This week I though I would share a case study in beer recipe design to explore how I approach beer recipe design and some of the critical decisions made along the way. I will be designing a robust porter, which is one of my favorite beer styles.
Defining the Robust Porter
Before I start on a new beer, I try to sit down and describe what I’m trying to accomplish. In this case I’m looking for a moderately alcoholic porter that is robust in flavor and has some complexity and depth to the grain bill. I want to create a porter that is complex but still drinkable, and reflects the fresh roast grains used. Bitterness levels will be moderate. I’m not creating a pure English porter, but I do want the beer to reflect the complexity of English ales rather than the clean finish of many American styles.
The Malt Bill for a Porter
One of the first things I look at when approaching a new beer is whether it is a malt forward or hop forward beer. This drives the malt bill, hops picked and various brewing techniques used. In this case, the porter I want to brew is clearly malt-forward as its flavor is driven primarily by the malt bill and not hops.
The next item to consider is what drives the malt bill for the beer? For the robust porter I have in mind, the dark specialty malts are top in my mind. Also I want to create a beer that has depth of flavor where there are multiple competing dark malts providing a layered finish. I personally don’t like single-dark malt beers as I think they lack proper depth and are boring.

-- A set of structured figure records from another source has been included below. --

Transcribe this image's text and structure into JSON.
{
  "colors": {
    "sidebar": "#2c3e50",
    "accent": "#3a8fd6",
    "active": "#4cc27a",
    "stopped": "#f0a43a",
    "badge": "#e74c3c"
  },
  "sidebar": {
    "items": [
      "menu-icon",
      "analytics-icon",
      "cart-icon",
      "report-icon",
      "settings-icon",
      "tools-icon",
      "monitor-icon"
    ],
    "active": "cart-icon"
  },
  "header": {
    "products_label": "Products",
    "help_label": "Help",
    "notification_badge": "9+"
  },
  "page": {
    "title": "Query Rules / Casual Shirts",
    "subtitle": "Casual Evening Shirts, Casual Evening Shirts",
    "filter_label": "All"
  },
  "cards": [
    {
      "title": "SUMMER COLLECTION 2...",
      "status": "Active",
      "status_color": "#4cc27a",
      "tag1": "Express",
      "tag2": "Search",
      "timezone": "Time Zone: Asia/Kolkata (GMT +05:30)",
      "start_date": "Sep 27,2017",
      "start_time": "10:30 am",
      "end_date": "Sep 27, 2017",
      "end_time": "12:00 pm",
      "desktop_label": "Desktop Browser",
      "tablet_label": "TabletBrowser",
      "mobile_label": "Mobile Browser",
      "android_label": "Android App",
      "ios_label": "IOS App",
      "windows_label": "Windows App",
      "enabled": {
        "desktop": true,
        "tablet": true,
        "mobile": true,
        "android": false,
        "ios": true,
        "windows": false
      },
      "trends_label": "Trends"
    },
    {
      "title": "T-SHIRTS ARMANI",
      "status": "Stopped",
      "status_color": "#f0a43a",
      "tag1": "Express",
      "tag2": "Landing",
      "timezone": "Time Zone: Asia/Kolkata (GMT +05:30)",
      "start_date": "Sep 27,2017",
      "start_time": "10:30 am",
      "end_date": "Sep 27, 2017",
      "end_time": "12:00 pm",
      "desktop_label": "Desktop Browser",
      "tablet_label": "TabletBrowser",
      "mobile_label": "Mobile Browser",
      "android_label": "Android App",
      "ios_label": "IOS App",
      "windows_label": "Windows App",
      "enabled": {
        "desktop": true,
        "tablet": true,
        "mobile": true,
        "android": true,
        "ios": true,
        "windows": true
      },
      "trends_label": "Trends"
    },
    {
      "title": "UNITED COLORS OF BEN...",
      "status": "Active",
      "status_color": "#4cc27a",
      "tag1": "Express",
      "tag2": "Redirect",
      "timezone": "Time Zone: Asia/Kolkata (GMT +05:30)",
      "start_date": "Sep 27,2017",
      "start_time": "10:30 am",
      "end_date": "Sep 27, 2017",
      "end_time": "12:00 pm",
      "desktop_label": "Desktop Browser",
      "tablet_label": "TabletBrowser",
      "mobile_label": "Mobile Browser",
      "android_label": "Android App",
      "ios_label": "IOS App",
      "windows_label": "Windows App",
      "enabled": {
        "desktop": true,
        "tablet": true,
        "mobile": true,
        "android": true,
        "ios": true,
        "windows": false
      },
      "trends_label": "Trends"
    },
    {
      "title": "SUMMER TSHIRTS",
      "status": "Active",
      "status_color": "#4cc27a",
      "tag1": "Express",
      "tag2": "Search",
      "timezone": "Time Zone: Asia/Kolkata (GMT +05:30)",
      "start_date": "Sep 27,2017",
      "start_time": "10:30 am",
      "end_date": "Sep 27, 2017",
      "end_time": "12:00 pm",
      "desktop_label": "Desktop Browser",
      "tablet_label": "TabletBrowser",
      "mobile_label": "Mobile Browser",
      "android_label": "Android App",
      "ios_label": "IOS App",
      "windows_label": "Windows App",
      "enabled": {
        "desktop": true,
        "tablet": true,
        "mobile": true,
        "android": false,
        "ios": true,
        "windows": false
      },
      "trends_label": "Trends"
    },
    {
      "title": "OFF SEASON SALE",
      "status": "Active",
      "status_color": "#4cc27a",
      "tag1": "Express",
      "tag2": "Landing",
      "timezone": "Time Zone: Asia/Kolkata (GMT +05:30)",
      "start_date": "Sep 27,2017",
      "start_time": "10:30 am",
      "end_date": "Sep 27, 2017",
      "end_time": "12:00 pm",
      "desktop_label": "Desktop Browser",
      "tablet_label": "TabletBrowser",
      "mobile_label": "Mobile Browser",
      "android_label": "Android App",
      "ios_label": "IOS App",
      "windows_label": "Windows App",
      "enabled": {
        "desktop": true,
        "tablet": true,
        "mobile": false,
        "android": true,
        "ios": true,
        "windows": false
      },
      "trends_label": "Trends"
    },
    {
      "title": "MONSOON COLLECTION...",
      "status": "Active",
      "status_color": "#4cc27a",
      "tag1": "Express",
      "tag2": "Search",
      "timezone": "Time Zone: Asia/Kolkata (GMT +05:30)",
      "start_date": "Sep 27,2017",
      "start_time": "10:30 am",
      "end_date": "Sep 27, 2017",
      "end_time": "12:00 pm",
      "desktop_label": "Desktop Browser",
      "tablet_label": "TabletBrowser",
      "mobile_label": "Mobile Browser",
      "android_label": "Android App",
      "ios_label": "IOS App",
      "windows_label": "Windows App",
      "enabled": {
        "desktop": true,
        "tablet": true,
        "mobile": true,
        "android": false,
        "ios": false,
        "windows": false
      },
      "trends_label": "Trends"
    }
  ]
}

As a base malt I choose Maris Otter, mainly because it reflects the grain complexity I’m looking for in the finished beer. Maris Otter is a flavorful English pale malt and I think it fits well with the style. I used Maris Otter as the base (87% of the grain bill).
To achieve proper depth of flavor in a robust porter, I personally like to pick grains from different malt groups. From the roasted group I picked a blend of 2% Black patent and 3.6% Chocolate malt. Next I purposely picked two Crystal malts that are in the harsh zone: Special B (3.6%) and Crystal 60L (3.6%). If you have not read my article on harsh zone malts, these are malts that have harsh flavors like burnt marshmallow and burnt toast if you overuse them. However, in small quantities, malts like Special B can add some great complexity, dark fruit flavors and depth to your beer.
Notice that the entire mix of specialty malts only makes up 12.9% of the malt bill, and the harsh malts make up only a few percent. This fits with my philosophy that most of your malt bill should be base malt. Despite this, the finished beer has a very robust porter flavor, bordering on some milder stouts in terms of flavor.
For original gravity I picked a somewhat modest OG of 1.059, which due to the lower attenuation English Ale yeast used gives only a 5.3% beer. This keeps it drinkable but still retains plenty of body.
Hops and Yeast
For hops, I did go with a slightly unconventional choice. Normally I probably would have used a traditional English hops like East Kent Goldings. However I enjoy well balanced beers from the midwest like Edmunds Fitzgerald Porter and Bells Two Hearted so I decided to use Centennial as my hop. I have had good results with this hops in other beers, and since this was not a hop forward beer I thought it a good opportunity to experiment.
I picked a hop level of 36.7 IBUs for a bitterness ratio of 0.674 which is in the “balanced” range for hop to malt. This is not a hop forward beer, but you still need sufficient hops to offset the high body of the finished beer.
For yeast, I went with a traditional English Ale yeast (WLP002 from White Labs). I could easily have gone with an American Ale yeast if I wanted a cleaner finish, but like the pick of Maris Otter above I thought the English Ale would add complexity (esters, diacetyl, etc..) and depth to the finished beer. Also I was shooting for a higher final gravity (low attenuation) to increase body.
Water and the Mash
I did not do much in terms of water adjustment for this beer – targeting a balanced water profile that had mid-range numbers for all of the major water ions. Since my base water has low ions I did have to add a few water salts but this was done just to bring the ions up to an appropriate level for brewing.
I picked a medium body single step mash profile, and targeted a mash pH of 5.2. This did require a small lactic acid addition up front to achieve my target mash pH but I did not require any additional acid after that.
As I had access to a temperature controlled fermenter, I targeted the mid temperature range for the yeast which was around 67 F. Fermentation progressed rather quickly and I removed the trub from the bottom of my conical as it built up. I fermented and aged the beer for approximately a month total before transferring to kegs.
I sampled the beer at kegging and it was quite good. After about a week to carbonate, I sampled again and it became even better. Early on it had a very robust but remarkably fresh taste. The flavor and complexity was exactly what I was looking for in the beer. I was particularly happy with how the grain bill came through and created the layers of distinct flavors I was looking for. It was not a one-dimensional malt flavor but instead a cacophony of roast maltiness. It was a great fresh beer, so I put it in the fridge and enjoyed it for several months.
After aging for perhaps a month more it did change character slightly – achieving a more mild balanced flavor that was very enjoyable, though it did loose some of the super fresh character it had up front.